但是,太子身边的侍女知道,那平静的脸庞下面,悲伤如同深渊暗潮,只是被极大的意志力克制,才没有表现出来;唯有在光天殿的时候,周身才散发出无尽的寒意,就像极北海的冰川,让人冷到骨子里,血液都要凝结。
几大侍女不知道具体发生了什么事,只知道那一天殿下从紫宸殿回到光天殿,将她们挥退出来,一人待在书房内,直到傍晚时分才出来,沐浴之后照常去宫中给圣人皇后请安,然而回来后,就将寝殿内一直挂着的那幅字给毁了——拔出太阿一剑劈了下去!
那一剑惊电光闪,连诚关夏瞬间脑海空白,全身都冻结了无法呼吸,无尽的寒意从心底和骨缝子冒出来……殿下!那幅字已经成了两段,下半段的“节操”哗然落下,但还没落到黛青色的金砖地面上,就被绞成粉碎,无数的碎屑纷飞。殿下持剑站在那里,冷森到极致。也让人觉得,悲伤到极致。
连诚和关夏只觉得心中空洞,仿佛那碎片细碎,心中又莫名的涩然,只觉得,只觉得,好想大哭一场。
那天晚上,殿下在飞檐坐了一晚上。
第二天晚上,殿下练了一晚上的剑。
前天晚上,殿下提笔写下“萧悦之”,浓浓的笔墨透过纸面如同一把利剑射出,然后那纸就碎成了屑。殿下提着笔如握剑柄一般,立在那里,久久未动。连诚默默收拾,只觉得心中有一种说不出的痛,就好像被利剑穿透心痛,剧痛而空洞。
昨天晚上,殿下立在窗前看月亮,看那一轮弯月,看了很久很久,久到似乎要成为石像。
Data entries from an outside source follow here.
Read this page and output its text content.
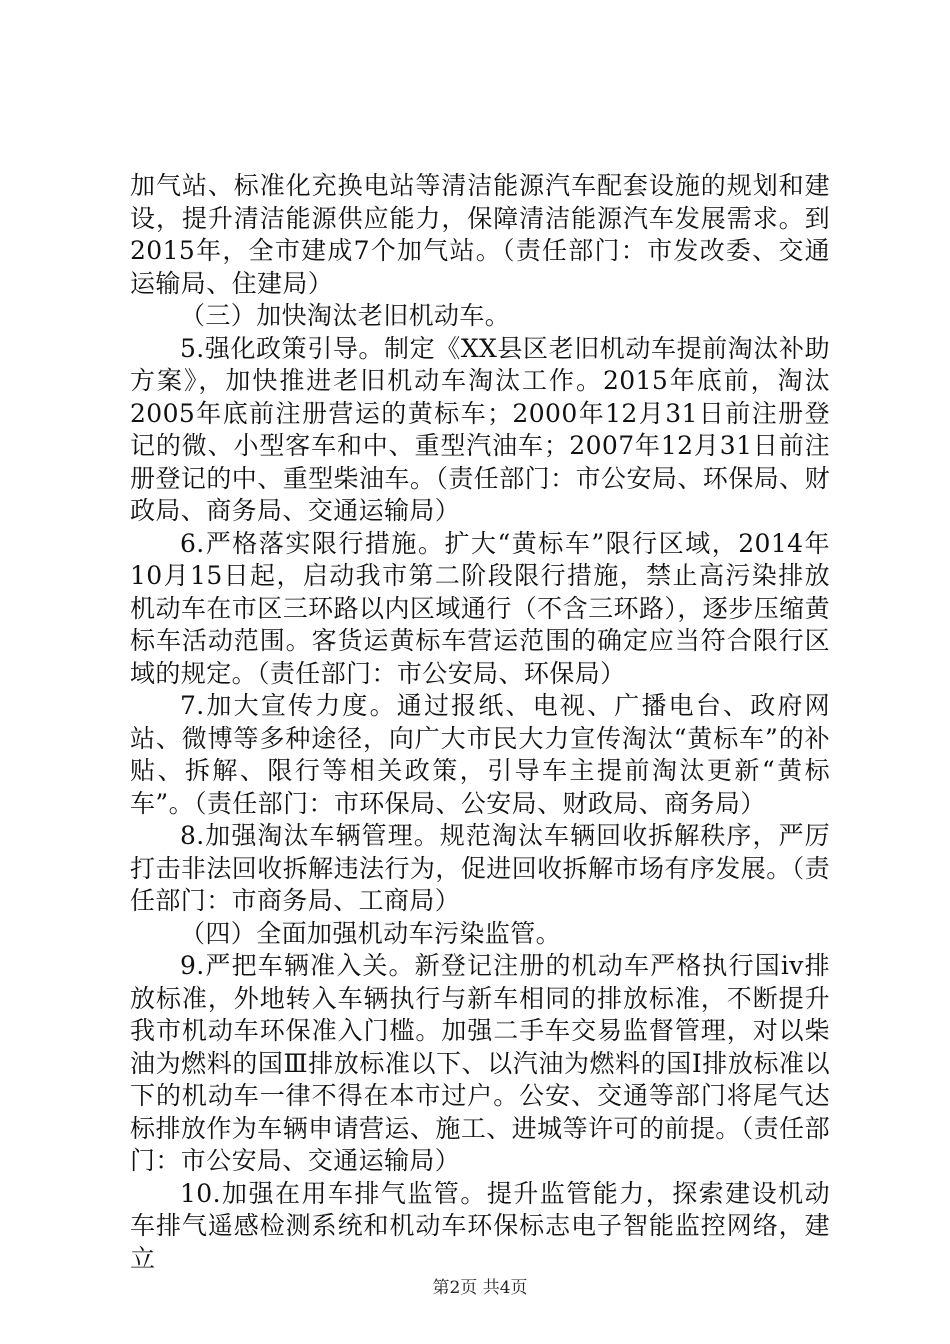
加气站、标准化充换电站等清洁能源汽车配套设施的规划和建设，提升清洁能源供应能力，保障清洁能源汽车发展需求。到2015年，全市建成7个加气站。（责任部门：市发改委、交通运输局、住建局）

（三）加快淘汰老旧机动车。

5.强化政策引导。制定《XX县区老旧机动车提前淘汰补助方案》，加快推进老旧机动车淘汰工作。2015年底前，淘汰2005年底前注册营运的黄标车；2000年12月31日前注册登记的微、小型客车和中、重型汽油车；2007年12月31日前注册登记的中、重型柴油车。（责任部门：市公安局、环保局、财政局、商务局、交通运输局）

6.严格落实限行措施。扩大“黄标车”限行区域，2014年10月15日起，启动我市第二阶段限行措施，禁止高污染排放机动车在市区三环路以内区域通行（不含三环路），逐步压缩黄标车活动范围。客货运黄标车营运范围的确定应当符合限行区域的规定。（责任部门：市公安局、环保局）

7.加大宣传力度。通过报纸、电视、广播电台、政府网站、微博等多种途径，向广大市民大力宣传淘汰“黄标车”的补贴、拆解、限行等相关政策，引导车主提前淘汰更新“黄标车”。（责任部门：市环保局、公安局、财政局、商务局）

8.加强淘汰车辆管理。规范淘汰车辆回收拆解秩序，严厉打击非法回收拆解违法行为，促进回收拆解市场有序发展。（责任部门：市商务局、工商局）

（四）全面加强机动车污染监管。

9.严把车辆准入关。新登记注册的机动车严格执行国iv排放标准，外地转入车辆执行与新车相同的排放标准，不断提升我市机动车环保准入门槛。加强二手车交易监督管理，对以柴油为燃料的国Ⅲ排放标准以下、以汽油为燃料的国Ⅰ排放标准以下的机动车一律不得在本市过户。公安、交通等部门将尾气达标排放作为车辆申请营运、施工、进城等许可的前提。（责任部门：市公安局、交通运输局）

10.加强在用车排气监管。提升监管能力，探索建设机动车排气遥感检测系统和机动车环保标志电子智能监控网络，建立

第2页 共4页
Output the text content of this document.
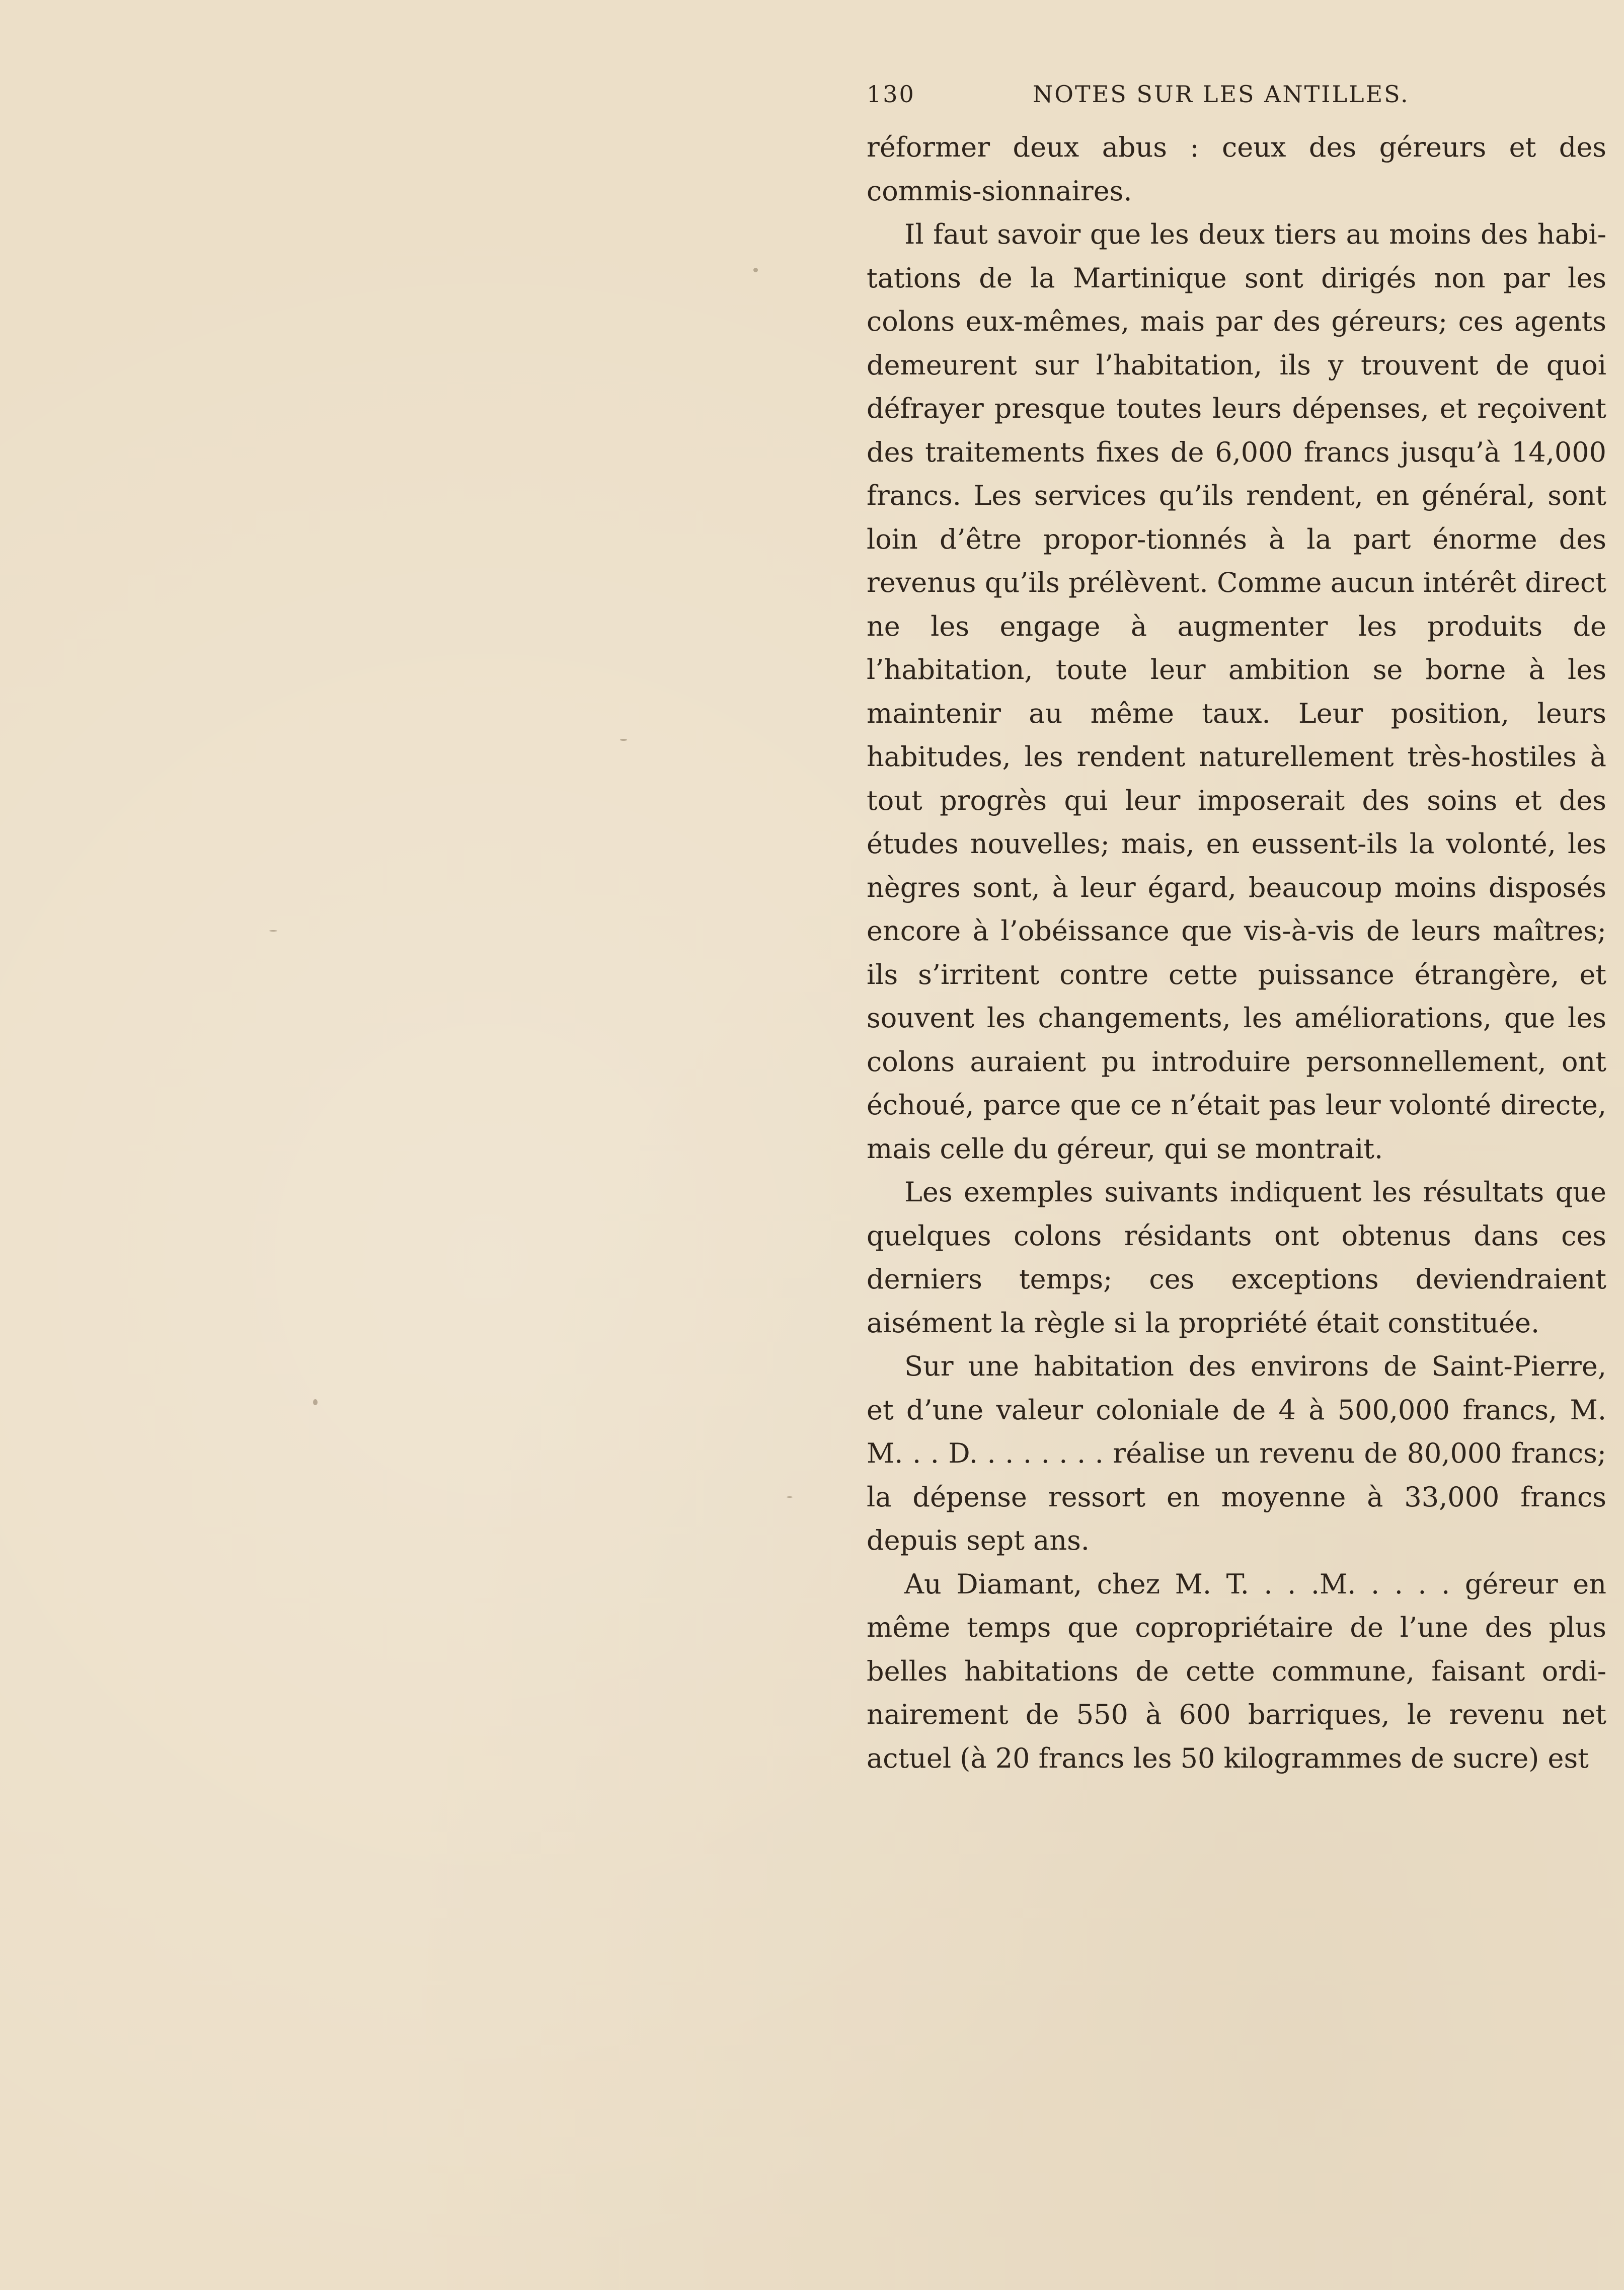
130	NOTES SUR LES ANTILLES.

réformer deux abus : ceux des géreurs et des commis-sionnaires.

Il faut savoir que les deux tiers au moins des habi-tations de la Martinique sont dirigés non par les colons eux-mêmes, mais par des géreurs; ces agents demeurent sur l’habitation, ils y trouvent de quoi défrayer presque toutes leurs dépenses, et reçoivent des traitements fixes de 6,000 francs jusqu’à 14,000 francs. Les services qu’ils rendent, en général, sont loin d’être propor-tionnés à la part énorme des revenus qu’ils prélèvent. Comme aucun intérêt direct ne les engage à augmenter les produits de l’habitation, toute leur ambition se borne à les maintenir au même taux. Leur position, leurs habitudes, les rendent naturellement très-hostiles à tout progrès qui leur imposerait des soins et des études nouvelles; mais, en eussent-ils la volonté, les nègres sont, à leur égard, beaucoup moins disposés encore à l’obéissance que vis-à-vis de leurs maîtres; ils s’irritent contre cette puissance étrangère, et souvent les changements, les améliorations, que les colons auraient pu introduire personnellement, ont échoué, parce que ce n’était pas leur volonté directe, mais celle du géreur, qui se montrait.

Les exemples suivants indiquent les résultats que quelques colons résidants ont obtenus dans ces derniers temps; ces exceptions deviendraient aisément la règle si la propriété était constituée.

Sur une habitation des environs de Saint-Pierre, et d’une valeur coloniale de 4 à 500,000 francs, M. M. . . D. . . . . . . . réalise un revenu de 80,000 francs; la dépense ressort en moyenne à 33,000 francs depuis sept ans.

Au Diamant, chez M. T. . . .M. . . . . géreur en même temps que copropriétaire de l’une des plus belles habitations de cette commune, faisant ordi-nairement de 550 à 600 barriques, le revenu net actuel (à 20 francs les 50 kilogrammes de sucre) est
关夏换香时看见那一动不动的背影,突然就有一种说不出来的感觉,悲伤像河流一样淹没了她,泪水无端的滚落下来。
她想:殿下一定很痛。
但殿下再痛也不会落泪。
她的悲伤如河流,只呜咽在她的心里。
她们不知道殿下和萧十七发生了什么事,只知道殿下是这样的痛苦,就像极北深渊和冰海,深不可测,暗涌滚滚,在那平静的冰面下,咆哮滚动着,不知什么时候,就会崩裂冰面。
李毓祯的心已经裂了。
痛如心裂,只是痛苦的感觉,心不可能真的裂。
但她的剑裂了。
不是太阿剑。
而是……她的元命剑。
剑修入道后丹田内都会结出剑种,那就是剑修的元命剑,是他们剑意的核心,也是他们道念的凝聚。元命剑越强,剑道越强。反之,元命剑若毁,剑修的根基也就毁了。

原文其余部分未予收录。